A phone book tug of war.
You may be interested to know that the task of pulling apart two humble phone books laying face up with their pages interleaved (like a shuffled deck of cards) is nearly impossible. Two cars can’t even pull them apart.
It took 8,000 pounds of pressure from two military tanks to separate the phone books.
Physicists have known that the answer to this vexing problem must lie in friction forces, but exactly how these forces are generated has remained a mystery. Then, last year, a team of physicists from France and Canada studying tribology — the study of surfaces in relative motion — discovered that the shape of the phone books and the act of pulling the books apart is what produces the strong force.
Previously, scientists assumed that the friction generated was proportional to the number of pages. However, the amount of friction generated by the number of pages in two phone books does not have nearly enough force to match what is happening in reality. In fact, the real force seems to rise exponentially with the number of pages.
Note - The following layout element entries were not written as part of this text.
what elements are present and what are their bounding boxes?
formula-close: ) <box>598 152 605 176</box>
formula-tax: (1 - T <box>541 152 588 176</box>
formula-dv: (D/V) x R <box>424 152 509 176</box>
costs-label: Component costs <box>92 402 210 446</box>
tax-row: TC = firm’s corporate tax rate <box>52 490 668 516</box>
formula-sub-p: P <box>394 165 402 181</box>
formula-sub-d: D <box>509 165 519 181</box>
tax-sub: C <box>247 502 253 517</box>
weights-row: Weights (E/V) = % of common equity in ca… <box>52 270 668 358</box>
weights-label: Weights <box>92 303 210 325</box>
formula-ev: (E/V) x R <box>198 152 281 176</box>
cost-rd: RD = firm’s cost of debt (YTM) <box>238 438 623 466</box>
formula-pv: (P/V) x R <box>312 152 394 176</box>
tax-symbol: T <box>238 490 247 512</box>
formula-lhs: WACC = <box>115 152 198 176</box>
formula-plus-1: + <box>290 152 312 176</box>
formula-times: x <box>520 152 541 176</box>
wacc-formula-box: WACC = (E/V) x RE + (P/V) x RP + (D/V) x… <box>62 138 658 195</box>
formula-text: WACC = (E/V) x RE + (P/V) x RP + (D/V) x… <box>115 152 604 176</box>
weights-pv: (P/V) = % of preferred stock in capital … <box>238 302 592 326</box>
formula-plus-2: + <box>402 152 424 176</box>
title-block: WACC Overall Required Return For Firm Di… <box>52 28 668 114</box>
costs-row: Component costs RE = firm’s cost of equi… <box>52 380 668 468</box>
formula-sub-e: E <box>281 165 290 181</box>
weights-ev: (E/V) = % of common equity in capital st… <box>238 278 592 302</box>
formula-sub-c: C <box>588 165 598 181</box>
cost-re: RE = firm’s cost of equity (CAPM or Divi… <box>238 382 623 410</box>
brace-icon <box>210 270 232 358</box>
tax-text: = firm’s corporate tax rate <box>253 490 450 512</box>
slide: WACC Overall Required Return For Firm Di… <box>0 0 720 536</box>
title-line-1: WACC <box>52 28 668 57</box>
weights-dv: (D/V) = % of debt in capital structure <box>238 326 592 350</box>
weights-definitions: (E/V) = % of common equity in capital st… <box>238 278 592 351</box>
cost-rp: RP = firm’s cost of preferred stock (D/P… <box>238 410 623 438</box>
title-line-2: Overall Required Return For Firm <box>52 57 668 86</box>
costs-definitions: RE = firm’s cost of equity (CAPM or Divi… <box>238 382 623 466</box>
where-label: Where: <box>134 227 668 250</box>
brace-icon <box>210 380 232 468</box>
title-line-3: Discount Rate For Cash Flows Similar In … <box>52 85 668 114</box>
To compensate for the missing friction, scientists also included the effects of gravity and even air pressure pushing the pages together, but all failed to explain the puzzling phenomenon.
To solve the mystery, the research team built their own phone books with a specific number of pages and pages of a particular size, which were then precisely interleaved. Using the traction device to pull the books apart while measure the force needed, a mathematical model was finally put together, reported Business Insider.
It turns out the effect is quite simple. Since the pages of each book are separated by the interleaving, even though this separation is very slight, the pages end up “spreading out,” lying at a slight angle from the book’s spine. When the books are pulled away from each other, the pages want to “straighten out”, or move back closer together, and end up squeezing the interleaved pages from the other book, making it almost impossible to separate.
This effect is known as the geometrical amplification of friction, where friction forces are produced far beyond what is expected.
The authors note that understanding this material behavior can be useful for new micro- and nano-engineered materials, which are important in the medical industry, and even green technologies.